Retinal Side Effects from Systemic Medications

The retina is a layer of light-sensing cells that line the back of the eye. As light rays enter your eye, the retina converts the rays into signals that are sent through the optic nerve to your brain.

Certain systemic medications, which affect the entire body rather than one specific location, can sometimes affect the retina and lead to vision loss. If you are taking any of the medications below to treat other conditions, be sure to tell your eye doctor so that your eyes can be examined frequently to check for potential damage and vision loss. Other drugs not listed can also have ocular side effects.

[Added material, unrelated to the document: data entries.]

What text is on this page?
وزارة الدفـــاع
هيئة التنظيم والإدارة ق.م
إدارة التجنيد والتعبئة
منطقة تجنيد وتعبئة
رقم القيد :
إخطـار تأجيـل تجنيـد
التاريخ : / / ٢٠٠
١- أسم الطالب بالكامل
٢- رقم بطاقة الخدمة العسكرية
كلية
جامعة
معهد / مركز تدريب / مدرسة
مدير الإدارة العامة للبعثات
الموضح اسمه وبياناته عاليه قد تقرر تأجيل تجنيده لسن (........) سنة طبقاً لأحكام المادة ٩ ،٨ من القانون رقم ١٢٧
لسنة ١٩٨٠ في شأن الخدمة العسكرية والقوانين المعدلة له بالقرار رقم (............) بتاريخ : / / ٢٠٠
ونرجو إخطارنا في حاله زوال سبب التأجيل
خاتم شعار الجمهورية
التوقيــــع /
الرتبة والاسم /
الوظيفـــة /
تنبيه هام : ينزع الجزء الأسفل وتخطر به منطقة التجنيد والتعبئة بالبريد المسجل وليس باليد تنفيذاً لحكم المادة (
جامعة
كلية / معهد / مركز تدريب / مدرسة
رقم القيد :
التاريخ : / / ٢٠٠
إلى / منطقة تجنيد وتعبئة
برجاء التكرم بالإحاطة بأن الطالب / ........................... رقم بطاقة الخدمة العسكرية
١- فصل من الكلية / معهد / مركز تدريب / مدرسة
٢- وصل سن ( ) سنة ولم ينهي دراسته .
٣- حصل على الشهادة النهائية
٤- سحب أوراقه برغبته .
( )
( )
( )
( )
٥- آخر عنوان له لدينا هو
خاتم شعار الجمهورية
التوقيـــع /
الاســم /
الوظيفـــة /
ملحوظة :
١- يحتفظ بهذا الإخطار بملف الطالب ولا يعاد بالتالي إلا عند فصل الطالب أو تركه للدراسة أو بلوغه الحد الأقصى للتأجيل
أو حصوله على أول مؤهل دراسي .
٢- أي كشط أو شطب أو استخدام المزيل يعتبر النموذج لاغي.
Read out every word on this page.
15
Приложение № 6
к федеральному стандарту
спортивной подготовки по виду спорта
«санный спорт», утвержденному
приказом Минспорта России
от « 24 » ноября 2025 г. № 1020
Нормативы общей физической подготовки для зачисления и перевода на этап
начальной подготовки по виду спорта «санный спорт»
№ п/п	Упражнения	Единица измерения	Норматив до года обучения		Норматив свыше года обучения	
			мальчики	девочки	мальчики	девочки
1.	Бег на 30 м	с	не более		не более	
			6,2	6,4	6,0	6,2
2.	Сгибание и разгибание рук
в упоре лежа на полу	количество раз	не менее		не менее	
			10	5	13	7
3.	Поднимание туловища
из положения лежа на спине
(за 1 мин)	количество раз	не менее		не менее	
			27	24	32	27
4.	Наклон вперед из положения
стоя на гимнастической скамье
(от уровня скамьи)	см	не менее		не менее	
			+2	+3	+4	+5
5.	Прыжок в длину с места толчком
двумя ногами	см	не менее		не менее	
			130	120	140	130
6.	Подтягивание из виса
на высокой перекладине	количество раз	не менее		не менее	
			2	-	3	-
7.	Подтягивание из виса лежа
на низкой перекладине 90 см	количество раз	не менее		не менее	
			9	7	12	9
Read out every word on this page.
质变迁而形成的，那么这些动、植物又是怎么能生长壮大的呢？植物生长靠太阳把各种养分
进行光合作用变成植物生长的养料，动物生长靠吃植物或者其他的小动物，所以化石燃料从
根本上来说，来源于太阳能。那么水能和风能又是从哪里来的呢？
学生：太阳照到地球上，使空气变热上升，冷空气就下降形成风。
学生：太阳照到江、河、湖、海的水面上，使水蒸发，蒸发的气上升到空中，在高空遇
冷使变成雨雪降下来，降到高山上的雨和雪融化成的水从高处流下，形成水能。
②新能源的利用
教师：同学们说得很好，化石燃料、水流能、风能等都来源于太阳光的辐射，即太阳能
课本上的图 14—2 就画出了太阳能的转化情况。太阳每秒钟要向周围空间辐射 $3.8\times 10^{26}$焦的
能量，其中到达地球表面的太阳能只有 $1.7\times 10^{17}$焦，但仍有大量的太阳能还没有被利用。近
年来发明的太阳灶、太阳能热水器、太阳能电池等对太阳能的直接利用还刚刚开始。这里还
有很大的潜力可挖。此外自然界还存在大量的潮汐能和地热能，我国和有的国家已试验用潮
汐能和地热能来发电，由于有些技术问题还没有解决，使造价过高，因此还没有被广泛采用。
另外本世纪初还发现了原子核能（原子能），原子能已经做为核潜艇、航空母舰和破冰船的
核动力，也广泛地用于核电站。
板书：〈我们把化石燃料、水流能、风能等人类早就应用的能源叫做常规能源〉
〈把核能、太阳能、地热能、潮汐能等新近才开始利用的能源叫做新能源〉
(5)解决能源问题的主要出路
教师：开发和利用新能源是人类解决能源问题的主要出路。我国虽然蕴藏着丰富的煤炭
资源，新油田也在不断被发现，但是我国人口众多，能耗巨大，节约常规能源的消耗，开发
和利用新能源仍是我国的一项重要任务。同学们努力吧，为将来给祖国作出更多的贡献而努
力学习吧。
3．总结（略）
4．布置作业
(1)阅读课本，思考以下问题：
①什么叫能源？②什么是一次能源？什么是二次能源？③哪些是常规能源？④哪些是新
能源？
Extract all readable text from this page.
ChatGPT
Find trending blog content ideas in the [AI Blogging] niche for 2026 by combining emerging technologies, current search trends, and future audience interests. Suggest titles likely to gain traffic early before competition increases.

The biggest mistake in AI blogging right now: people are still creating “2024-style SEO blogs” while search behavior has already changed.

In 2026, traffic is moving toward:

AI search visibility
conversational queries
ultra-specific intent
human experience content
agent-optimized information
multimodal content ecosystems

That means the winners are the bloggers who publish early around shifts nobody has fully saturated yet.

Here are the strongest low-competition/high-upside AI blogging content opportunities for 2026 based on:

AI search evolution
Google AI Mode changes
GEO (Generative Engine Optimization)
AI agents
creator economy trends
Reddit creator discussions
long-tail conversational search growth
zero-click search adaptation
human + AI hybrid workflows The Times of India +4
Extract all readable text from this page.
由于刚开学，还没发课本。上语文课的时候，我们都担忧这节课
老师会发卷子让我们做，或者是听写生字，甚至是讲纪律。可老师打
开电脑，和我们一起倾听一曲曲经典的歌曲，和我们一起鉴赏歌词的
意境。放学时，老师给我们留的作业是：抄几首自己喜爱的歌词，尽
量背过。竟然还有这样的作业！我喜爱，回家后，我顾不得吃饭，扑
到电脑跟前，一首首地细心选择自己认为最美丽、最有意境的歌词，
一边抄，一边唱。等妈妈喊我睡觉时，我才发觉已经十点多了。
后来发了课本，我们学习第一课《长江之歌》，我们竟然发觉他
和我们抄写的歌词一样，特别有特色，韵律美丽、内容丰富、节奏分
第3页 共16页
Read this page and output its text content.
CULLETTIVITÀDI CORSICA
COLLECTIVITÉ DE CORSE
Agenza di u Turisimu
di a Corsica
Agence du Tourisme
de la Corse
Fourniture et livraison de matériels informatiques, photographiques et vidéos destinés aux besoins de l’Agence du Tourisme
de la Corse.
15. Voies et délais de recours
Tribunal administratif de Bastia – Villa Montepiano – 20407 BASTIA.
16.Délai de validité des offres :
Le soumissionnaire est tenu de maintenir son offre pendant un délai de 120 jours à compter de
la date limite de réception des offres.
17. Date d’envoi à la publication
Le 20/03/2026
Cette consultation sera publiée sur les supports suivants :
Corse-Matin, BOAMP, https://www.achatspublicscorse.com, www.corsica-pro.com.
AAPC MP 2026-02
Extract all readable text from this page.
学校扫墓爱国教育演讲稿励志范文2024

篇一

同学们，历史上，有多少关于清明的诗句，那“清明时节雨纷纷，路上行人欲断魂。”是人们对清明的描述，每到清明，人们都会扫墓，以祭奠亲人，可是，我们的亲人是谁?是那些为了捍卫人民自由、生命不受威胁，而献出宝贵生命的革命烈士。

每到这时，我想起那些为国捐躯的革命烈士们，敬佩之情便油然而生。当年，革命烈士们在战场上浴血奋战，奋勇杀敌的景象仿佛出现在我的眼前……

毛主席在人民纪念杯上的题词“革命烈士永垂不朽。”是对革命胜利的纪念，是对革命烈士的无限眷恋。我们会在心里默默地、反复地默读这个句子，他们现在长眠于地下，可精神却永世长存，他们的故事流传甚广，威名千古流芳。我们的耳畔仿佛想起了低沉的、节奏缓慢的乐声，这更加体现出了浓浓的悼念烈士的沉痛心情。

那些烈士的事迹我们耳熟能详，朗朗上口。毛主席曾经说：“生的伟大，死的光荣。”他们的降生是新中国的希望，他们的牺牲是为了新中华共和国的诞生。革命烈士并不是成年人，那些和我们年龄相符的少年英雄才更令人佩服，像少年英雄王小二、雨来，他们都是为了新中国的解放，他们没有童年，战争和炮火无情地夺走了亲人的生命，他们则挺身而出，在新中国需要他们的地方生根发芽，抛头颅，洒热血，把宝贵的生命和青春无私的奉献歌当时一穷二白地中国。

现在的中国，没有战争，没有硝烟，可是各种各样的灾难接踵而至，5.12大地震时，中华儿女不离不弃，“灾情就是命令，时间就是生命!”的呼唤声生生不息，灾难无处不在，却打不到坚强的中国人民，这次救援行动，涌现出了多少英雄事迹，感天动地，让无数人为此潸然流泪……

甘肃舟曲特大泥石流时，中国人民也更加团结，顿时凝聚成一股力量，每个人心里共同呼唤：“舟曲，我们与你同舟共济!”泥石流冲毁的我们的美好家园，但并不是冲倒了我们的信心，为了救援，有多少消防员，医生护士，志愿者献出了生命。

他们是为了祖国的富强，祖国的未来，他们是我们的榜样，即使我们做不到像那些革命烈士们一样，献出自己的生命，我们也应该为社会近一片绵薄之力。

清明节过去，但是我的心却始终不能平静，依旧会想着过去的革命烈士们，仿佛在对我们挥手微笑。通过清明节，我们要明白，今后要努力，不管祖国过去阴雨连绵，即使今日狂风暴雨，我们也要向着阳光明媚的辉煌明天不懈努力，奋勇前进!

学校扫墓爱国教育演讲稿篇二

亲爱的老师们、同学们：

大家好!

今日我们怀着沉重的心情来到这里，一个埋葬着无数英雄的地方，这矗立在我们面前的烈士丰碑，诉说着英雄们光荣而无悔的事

• hydroxychloroquine, used in the treatment of lupus (also called systemic lupus erythematosus), rheumatoid arthritis, and malaria;

• niacin (also known as nicotinic acid or vitamin B3) used as both a vitamin supplement and a lipid-lowering agent;

• chlorpromazine (Thorazine) and thioridazine, used as antipsychotics;

• amitriptyline and imipramine, used to treat depression, sleep disorders, and neuropathic pain;

• tamoxifen, used in treating breast cancer; and,

• canthaxanthine, used as an artificial tanning agent, as well as for the treatment of vitiligo and other skin conditions.

If caught early, it is possible to prevent damage and perhaps even to reverse it, depending on the drug and on the particular case. It is not common for eyes to be damaged by these medications, so it is important to continue to take all medications that have been prescribed for you unless your doctor tells you to discontinue them.